The problem isn’t limited to any one specialty. A 2008 New England Journal of Medicine analysis of antidepressant studies filed with the Food and Drug Administration (FDA) found that 67 percent of trials deemed negative by the agency went unpublished. And it’s been estimated that only one in five oncology drug trials ever has its results published.
But the new analysis adds to this picture by focusing only on large trials involving 500-plus participants. “This hasn’t really been done before, and we weren’t sure if it would be an issue in really large studies,” said Dr. Jones. “We were hoping that it wouldn’t be as big a problem, because in general, these are studies that have been intended to be published all along. They are going to be attractive to journal editors and shouldn’t be prohibitively difficult to get published, and they are very important in terms of informing clinical practice. The considerable time and expense involved in running trials of this size suggests that non-publication is a conscious decision by the sponsors.”
Pressure from drug and device manufacturers to withhold negative data about their products is a longstanding problem. Walter Koroshetz, MD, deputy director of the National Institute of Neurological Disorders and Stroke, recalled a stroke trial from more than a decade ago that was particularly controversial. “The investigator stood up at a national meeting to say that he’d been warned by legal professionals that he could not present the data that he had planned to present. And then he sat down. Everyone present was very upset.”
The creation of journals that are specifically focused on publishing negative results — such as the Journal of Negative Results in Biomedicine — may help to assuage the lack of interest among the usual array of journals in publishing such findings.

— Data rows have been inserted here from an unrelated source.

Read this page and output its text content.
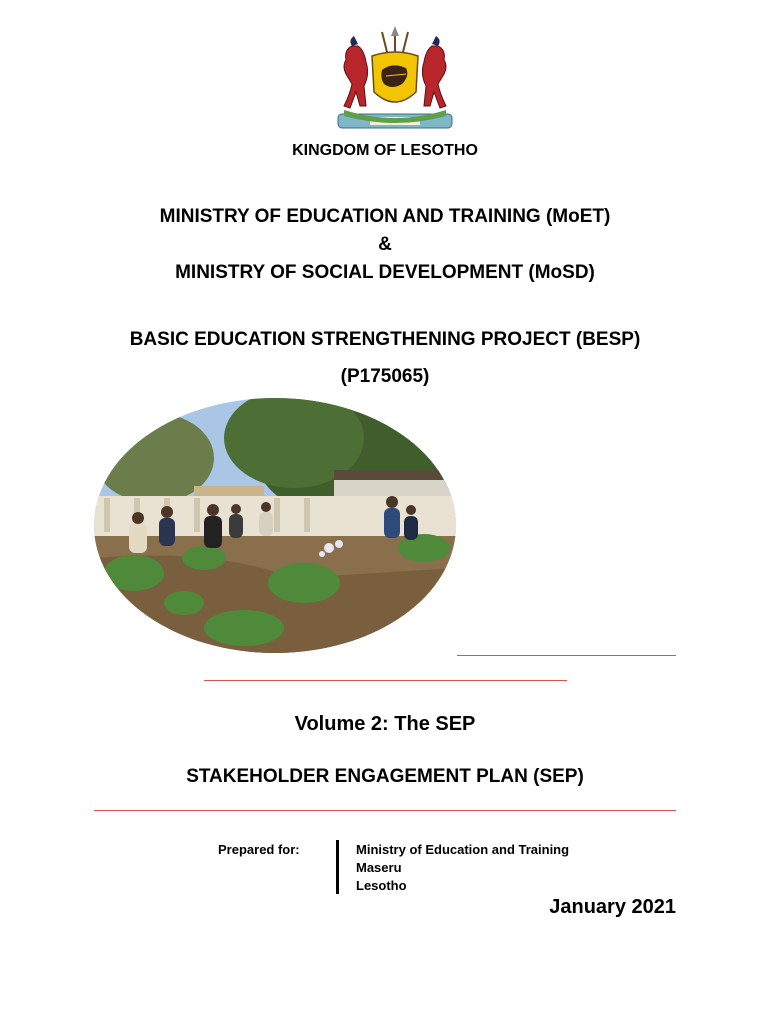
KINGDOM OF LESOTHO
MINISTRY OF EDUCATION AND TRAINING (MoET)
&
MINISTRY OF SOCIAL DEVELOPMENT (MoSD)
BASIC EDUCATION STRENGTHENING PROJECT (BESP)
(P175065)
Volume 2: The SEP
STAKEHOLDER ENGAGEMENT PLAN (SEP)
Prepared for:	Ministry of Education and Training
Maseru
Lesotho
January 2021
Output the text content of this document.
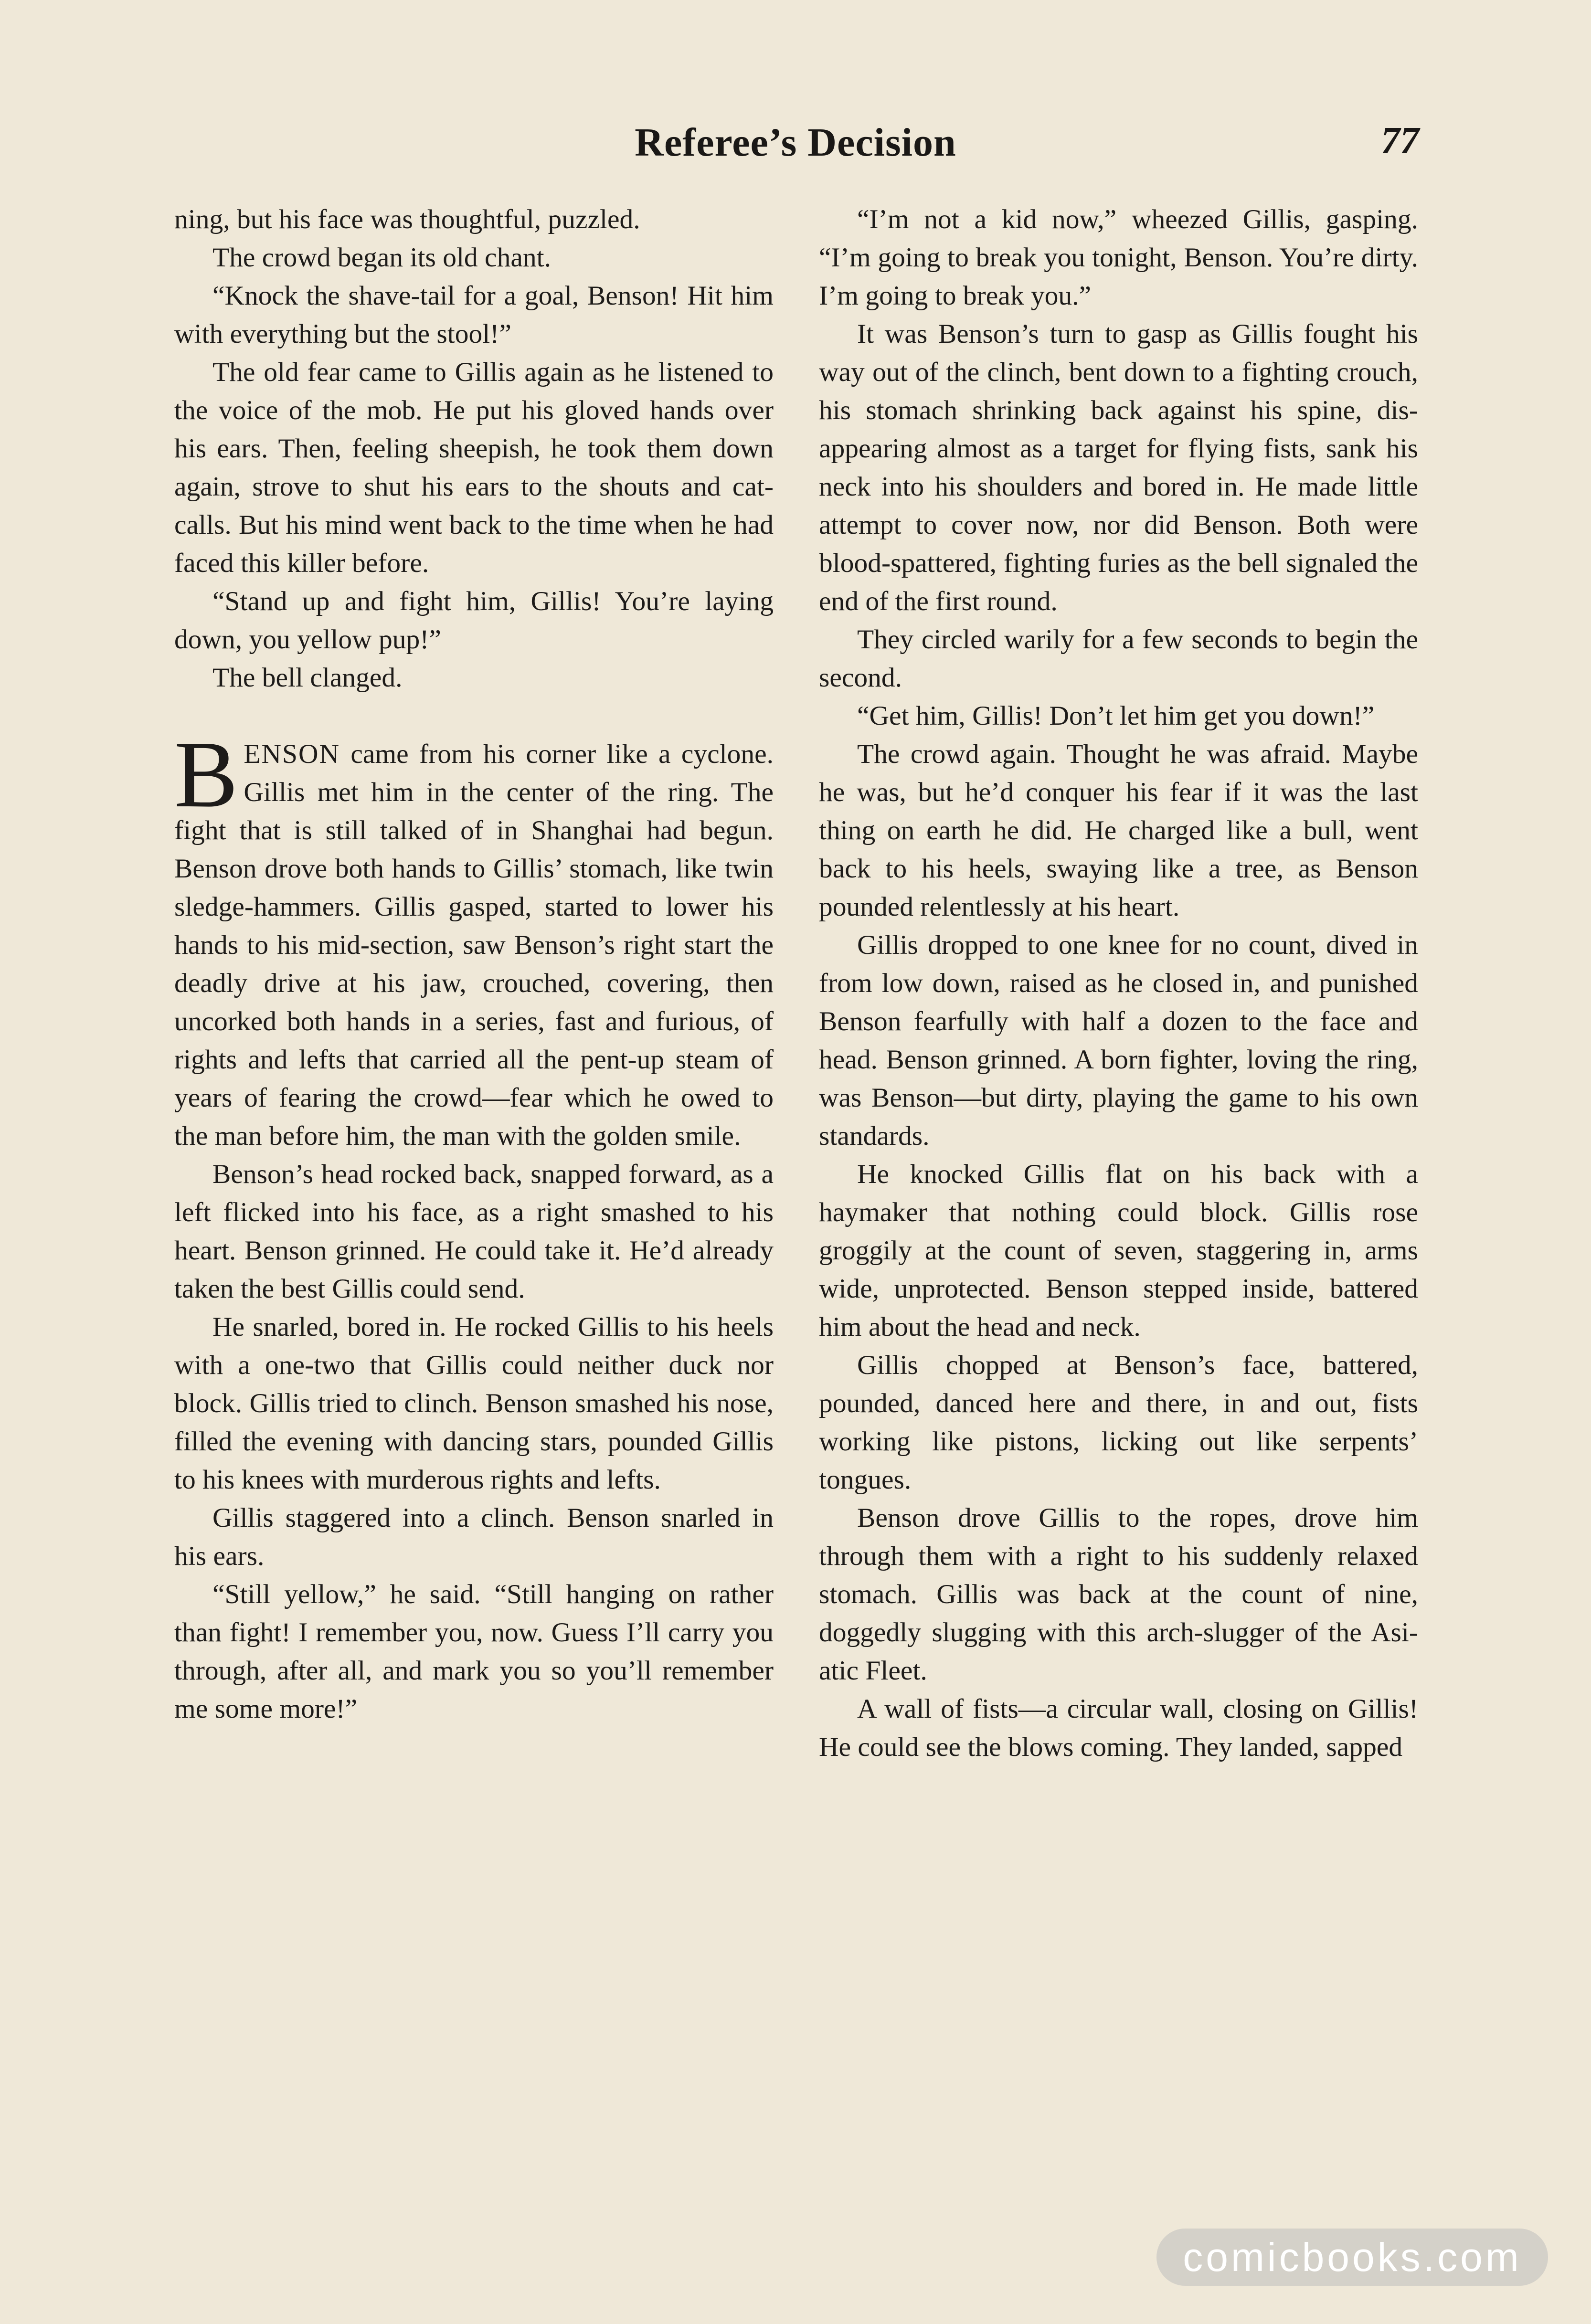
Referee’s Decision	77

ning, but his face was thoughtful, puzzled.

The crowd began its old chant.

“Knock the shave-tail for a goal, Benson! Hit him with everything but the stool!”

The old fear came to Gillis again as he listened to the voice of the mob. He put his gloved hands over his ears. Then, feeling sheepish, he took them down again, strove to shut his ears to the shouts and cat-calls. But his mind went back to the time when he had faced this killer before.

“Stand up and fight him, Gillis! You’re laying down, you yellow pup!”

The bell clanged.

BENSON came from his corner like a cyclone. Gillis met him in the center of the ring. The fight that is still talked of in Shanghai had begun. Benson drove both hands to Gillis’ stomach, like twin sledge-hammers. Gillis gasped, started to lower his hands to his mid-section, saw Benson’s right start the deadly drive at his jaw, crouched, covering, then uncorked both hands in a series, fast and furious, of rights and lefts that carried all the pent-up steam of years of fearing the crowd—fear which he owed to the man before him, the man with the golden smile.

Benson’s head rocked back, snapped forward, as a left flicked into his face, as a right smashed to his heart. Benson grinned. He could take it. He’d already taken the best Gillis could send.

He snarled, bored in. He rocked Gillis to his heels with a one-two that Gillis could neither duck nor block. Gillis tried to clinch. Benson smashed his nose, filled the evening with dancing stars, pounded Gillis to his knees with murderous rights and lefts.

Gillis staggered into a clinch. Benson snarled in his ears.

“Still yellow,” he said. “Still hanging on rather than fight! I remember you, now. Guess I’ll carry you through, after all, and mark you so you’ll remember me some more!”

“I’m not a kid now,” wheezed Gillis, gasping. “I’m going to break you tonight, Benson. You’re dirty. I’m going to break you.”

It was Benson’s turn to gasp as Gillis fought his way out of the clinch, bent down to a fighting crouch, his stomach shrinking back against his spine, disappearing almost as a target for flying fists, sank his neck into his shoulders and bored in. He made little attempt to cover now, nor did Benson. Both were blood-spattered, fighting furies as the bell signaled the end of the first round.

They circled warily for a few seconds to begin the second.

“Get him, Gillis! Don’t let him get you down!”

The crowd again. Thought he was afraid. Maybe he was, but he’d conquer his fear if it was the last thing on earth he did. He charged like a bull, went back to his heels, swaying like a tree, as Benson pounded relentlessly at his heart.

Gillis dropped to one knee for no count, dived in from low down, raised as he closed in, and punished Benson fearfully with half a dozen to the face and head. Benson grinned. A born fighter, loving the ring, was Benson—but dirty, playing the game to his own standards.

He knocked Gillis flat on his back with a haymaker that nothing could block. Gillis rose groggily at the count of seven, staggering in, arms wide, unprotected. Benson stepped inside, battered him about the head and neck.

Gillis chopped at Benson’s face, battered, pounded, danced here and there, in and out, fists working like pistons, licking out like serpents’ tongues.

Benson drove Gillis to the ropes, drove him through them with a right to his suddenly relaxed stomach. Gillis was back at the count of nine, doggedly slugging with this arch-slugger of the Asiatic Fleet.

A wall of fists—a circular wall, closing on Gillis! He could see the blows coming. They landed, sapped

comicbooks.com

For an extended discussion of the BMJ study and its implications, as well proposed solutions to low publication rates for “negative” trial data, see the upcoming Jan. 16 issue of Neurology Today.
On Jan. 7, Neurology joined the ranks of medical journals willing to publish negative studies. In their call to action for “negative” outcome studies, Neurology Deputy Editor David K. Knopman, MD, and Editor-in-chief Robert A. Gross, MD, PhD, wrote: “Neurology® believes it is important to advance research related to neurologic disease and that well-designed studies on important clinical topics should be published, whether or not the results are ‘positive.’" In fact, the publication has “committed additional space” expressly for this purpose.